Toward the end of the chapter, in discussing Iran-Contra, the authors found doom for Reagan’s legacy, insisting the scandal "had portrayed the President as either a figurehead in a rogue government or an impotent and forgetful leader whose lack of attention to detail had finally caught up with him and the nation. To the problems of homelessness, AIDS, the skyrocketing budget deficit, and a frightening arms buildup could now be added a morally suspect foreign policy. And this, from the man who had made a return to an old-fashioned moral ethic central to his national plan."
NBC's Different Look at Guns
At a time when reporters were quick to blame access to guns for the Littleton massacre, NBC actually spotlighted positive aspects of gun ownership. NBC’s April 30 Nightly News ran four stories in which gun owners were depicted as normal, law abiding citizens and even heroes.
Pete Williams looked at an NRA-supported program being used with great success. "Not long ago Richmond had one of the nation’s highest murder rates. But now under Project Exile here in Virginia gun crimes are prosecuted under tough federal laws." Williams noted Richmond’s murder rate dropped by 30 percent. Williams showcased the brave actions of businessman Gary Baker: "He says he’s here today because of his guns. Four years ago as he opened his jewelry store two men with guns stormed in and started shooting.

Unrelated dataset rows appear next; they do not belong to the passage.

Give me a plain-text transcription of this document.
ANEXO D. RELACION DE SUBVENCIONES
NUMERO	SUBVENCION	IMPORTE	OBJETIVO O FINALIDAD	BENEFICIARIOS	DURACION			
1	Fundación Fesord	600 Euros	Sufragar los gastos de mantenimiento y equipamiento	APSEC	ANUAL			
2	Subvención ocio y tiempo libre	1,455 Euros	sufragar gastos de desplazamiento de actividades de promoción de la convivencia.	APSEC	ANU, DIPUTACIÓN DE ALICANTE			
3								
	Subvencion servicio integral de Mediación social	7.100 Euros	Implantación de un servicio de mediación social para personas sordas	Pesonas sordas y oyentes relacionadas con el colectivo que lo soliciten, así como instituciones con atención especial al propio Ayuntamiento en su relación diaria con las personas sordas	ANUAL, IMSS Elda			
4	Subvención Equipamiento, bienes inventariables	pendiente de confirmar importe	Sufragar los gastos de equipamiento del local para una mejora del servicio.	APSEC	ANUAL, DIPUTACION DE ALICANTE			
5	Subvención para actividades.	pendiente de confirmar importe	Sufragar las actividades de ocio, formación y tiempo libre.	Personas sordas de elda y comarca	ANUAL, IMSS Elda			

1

He fired back killing both of them."
Robert Hager picked up on the self-defense theme in exploring concealed-weapons laws. He profiled 71-year-old Ryland Moore, who "fended off a shotgun toting robber at a Texas diner with his concealed .22 caliber revolver," and Texas state representative Suzanna Gratia Hupp, who "remembers how her parents were killed with 20 others in a Texas cafeteria massacre in 1991. Says she had a shot at the gunman but wasn’t carrying her pistol because back then it was against the law."
Hager cited the rarely noticed research of University of Chicago professor John Lott, showing "states permitting concealed weapons murder rates declined nine percent, rape five percent, robbery three [percent]."
Roger O’Neil visited a Milwaukee hospital to interview an emergency room doctor about how the higher caliber bullets of today are doing more damage to victims, but then Kelly O’Donnell profiled a family that taught their children how to responsibly use guns. After airing soundbites from the parents stressing gun safety, O’Donnell concluded: "One estimate says 1.8 million kids between seven and seventeen use guns to hunt. Like millions of families, handing down an American tradition. A respect for weapons. A belief, this family says, that a parent’s guidance with guns can prevent what happened in Littleton."